While overworked employees often suffer from insomnia, anxiety and depression, consistently working people overtime isn’t exactly good for the company. One study by a nonprofit research group revealed that over 20 percent of employees who said they were overworked admitted they made more mistakes at work. Overworked employees can quickly become less motivated and lose that valuable esprit de corps that can make a company shine.

So what can you do if you feel you’re being exploited and worked to death? Executive coaches offer the following tips:

Earn the right to complain. If you’re the cause of your own overwork--be it procrastinating, socializing, or disorganization--don’t complain about being overworked. Concentrate on being more efficient, learning better multitasking techniques and doing less socializing on the phone, in the break room or on the Internet.

Dovetail your complaints with productivity talks. Integrate your conversation about being overworked with setting your priorities, goals, performance and workload. Keep your boss up to date on projects and work the tasks that keep piling up on your plate. Conceal your complaints in workload scheduling.  Keep it on a positive note and show an eagerness to get things done on time.
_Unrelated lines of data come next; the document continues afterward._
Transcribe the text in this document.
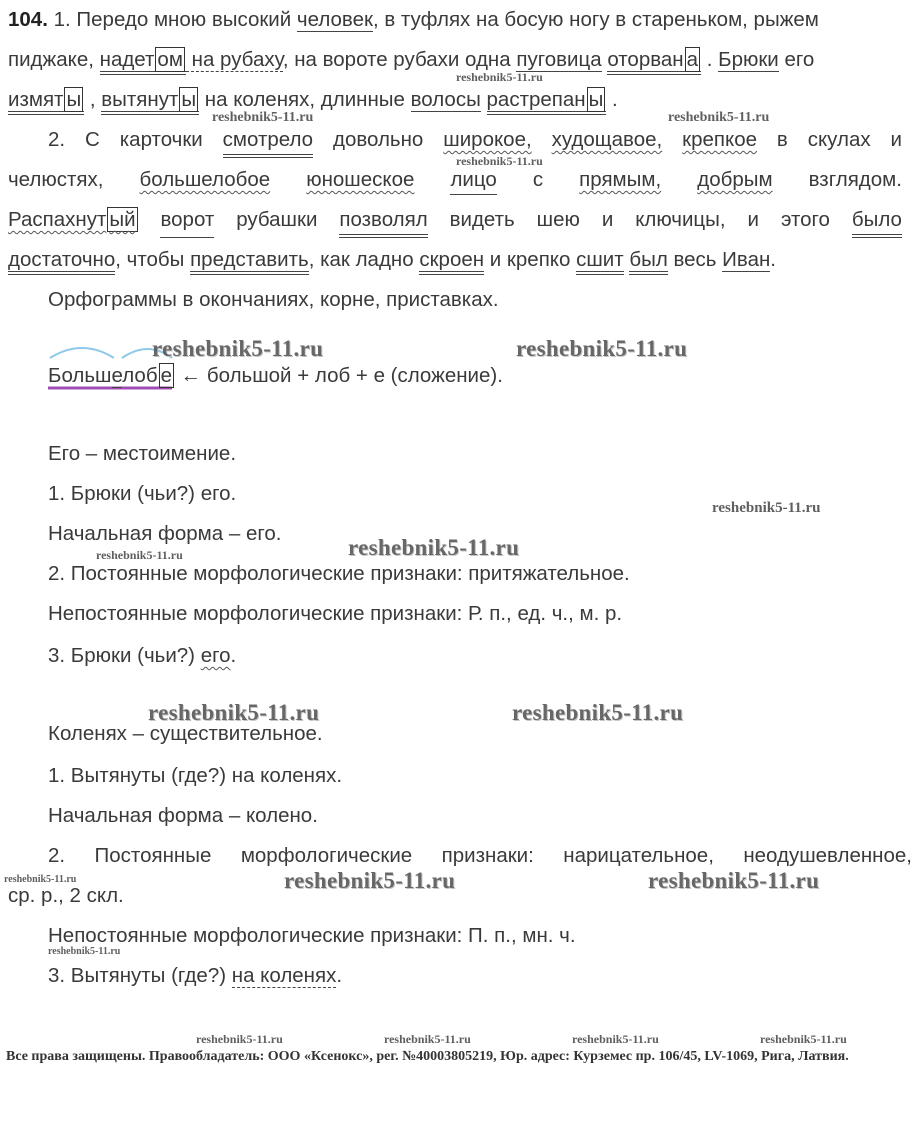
104. 1. Передо мною высокий человек, в туфлях на босую ногу в стареньком, рыжем
пиджаке, надет ом на рубаху, на вороте рубахи одна пуговица оторван а . Брюки его
измят ы , вытянут ы на коленях, длинные волосы растрепан ы .
2. С карточки смотрело довольно широкое, худощавое, крепкое в скулах и
челюстях, большелобое юношеское лицо с прямым, добрым взглядом.
Распахнут ый ворот рубашки позволял видеть шею и ключицы, и этого было
достаточно, чтобы представить, как ладно скроен и крепко сшит был весь Иван.
Орфограммы в окончаниях, корне, приставках.
Большелоб е ← большой + лоб + е (сложение).
Его – местоимение.
1. Брюки (чьи?) его.
Начальная форма – его.
2. Постоянные морфологические признаки: притяжательное.
Непостоянные морфологические признаки: Р. п., ед. ч., м. р.
3. Брюки (чьи?) его.
Коленях – существительное.
1. Вытянуты (где?) на коленях.
Начальная форма – колено.
2. Постоянные морфологические признаки: нарицательное, неодушевленное,
ср. р., 2 скл.
Непостоянные морфологические признаки: П. п., мн. ч.
3. Вытянуты (где?) на коленях.
reshebnik5-11.ru
reshebnik5-11.ru	reshebnik5-11.ru
reshebnik5-11.ru
reshebnik5-11.ru	reshebnik5-11.ru
reshebnik5-11.ru
reshebnik5-11.ru	reshebnik5-11.ru
reshebnik5-11.ru	reshebnik5-11.ru
reshebnik5-11.ru	reshebnik5-11.ru	reshebnik5-11.ru
reshebnik5-11.ru
reshebnik5-11.ru	reshebnik5-11.ru	reshebnik5-11.ru	reshebnik5-11.ru
Все права защищены. Правообладатель: ООО «Ксенокс», рег. №40003805219, Юр. адрес: Курземес пр. 106/45, LV-1069, Рига, Латвия.
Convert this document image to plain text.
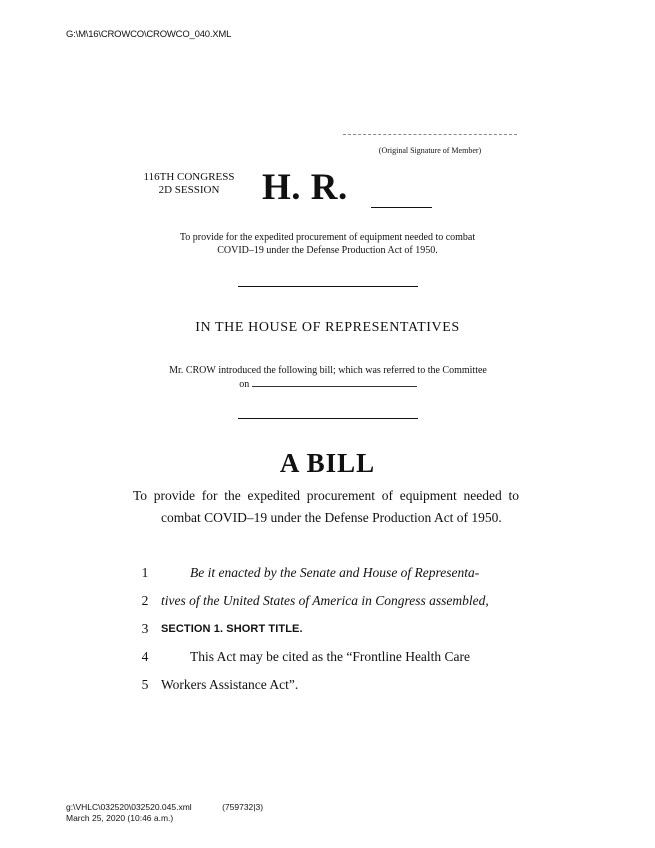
G:\M\16\CROWCO\CROWCO_040.XML
(Original Signature of Member)
116TH CONGRESS
2D SESSION	H. R.
To provide for the expedited procurement of equipment needed to combat
COVID–19 under the Defense Production Act of 1950.
IN THE HOUSE OF REPRESENTATIVES
Mr. CROW introduced the following bill; which was referred to the Committee
on
A BILL
To provide for the expedited procurement of equipment needed to combat COVID–19 under the Defense Production Act of 1950.
1	Be it enacted by the Senate and House of Representa-
2 tives of the United States of America in Congress assembled,
3	SECTION 1. SHORT TITLE.
4	This Act may be cited as the “Frontline Health Care
5 Workers Assistance Act”.
g:\VHLC\032520\032520.045.xml	(759732|3)
March 25, 2020 (10:46 a.m.)
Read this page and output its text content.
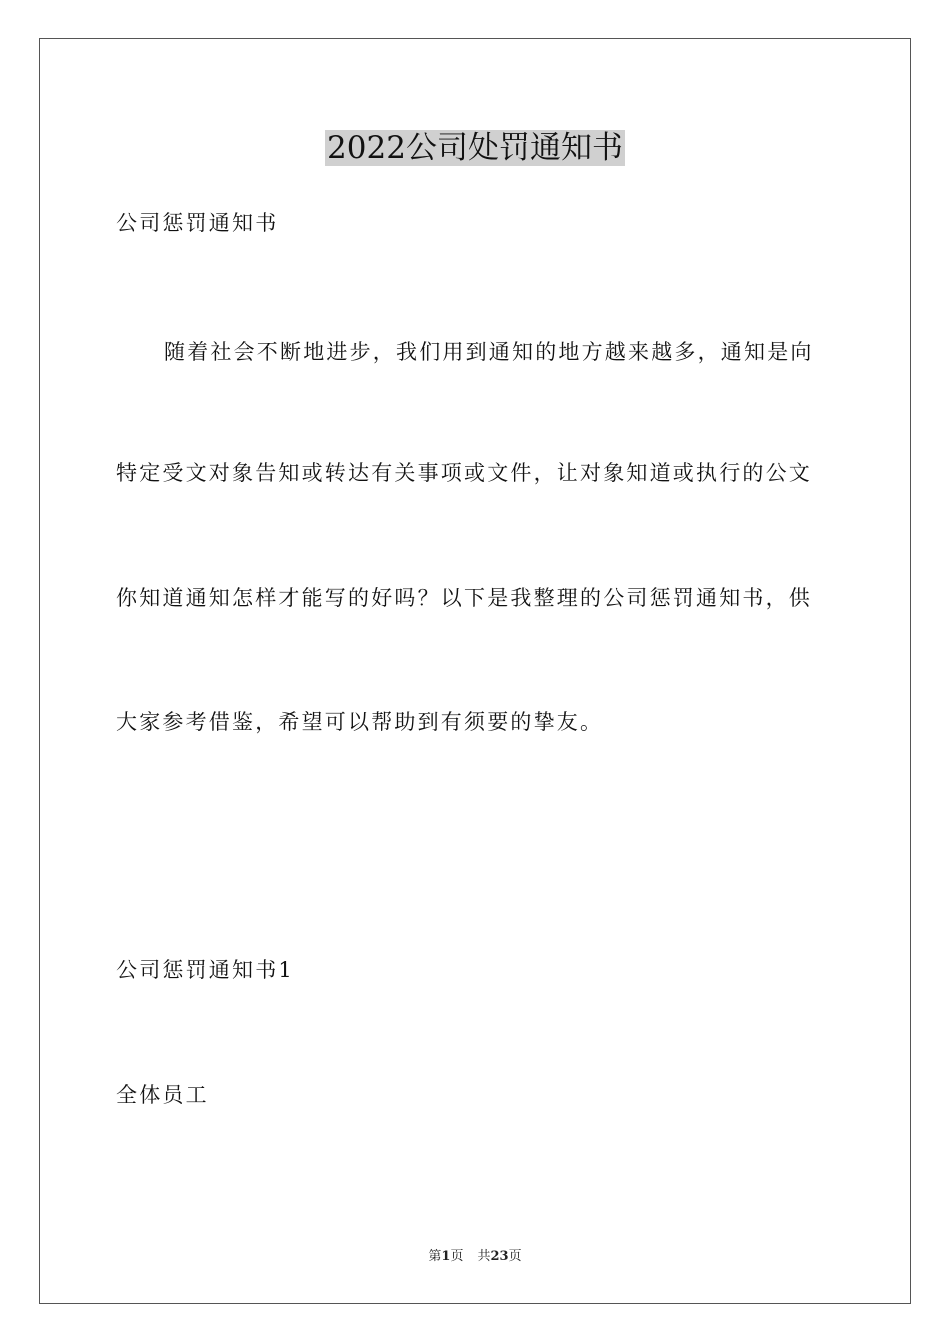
2022公司处罚通知书

公司惩罚通知书

随着社会不断地进步，我们用到通知的地方越来越多，通知是向

特定受文对象告知或转达有关事项或文件，让对象知道或执行的公文

你知道通知怎样才能写的好吗？以下是我整理的公司惩罚通知书，供

大家参考借鉴，希望可以帮助到有须要的挚友。

公司惩罚通知书1

全体员工

第1页 共23页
If your boss knows what’s on your plate and how hard you’re working to meet deadlines, he or she will be more reluctant to keep piling on more. 

Don’t be a “victim.” Don’t complain just to complain. And don’t compare your workload to that of a coworker’s, or to others in another department. Also, this is not the time to ask for more money. Or for time off.  Finally, don’t volunteer for new work. Wait till your workload lightens, then be the hero who volunteers. 
 
The point is to overcome your fear of being chastised by your employer and speak up if you’re being consistently overworked.  Doing so will benefit both you and the company.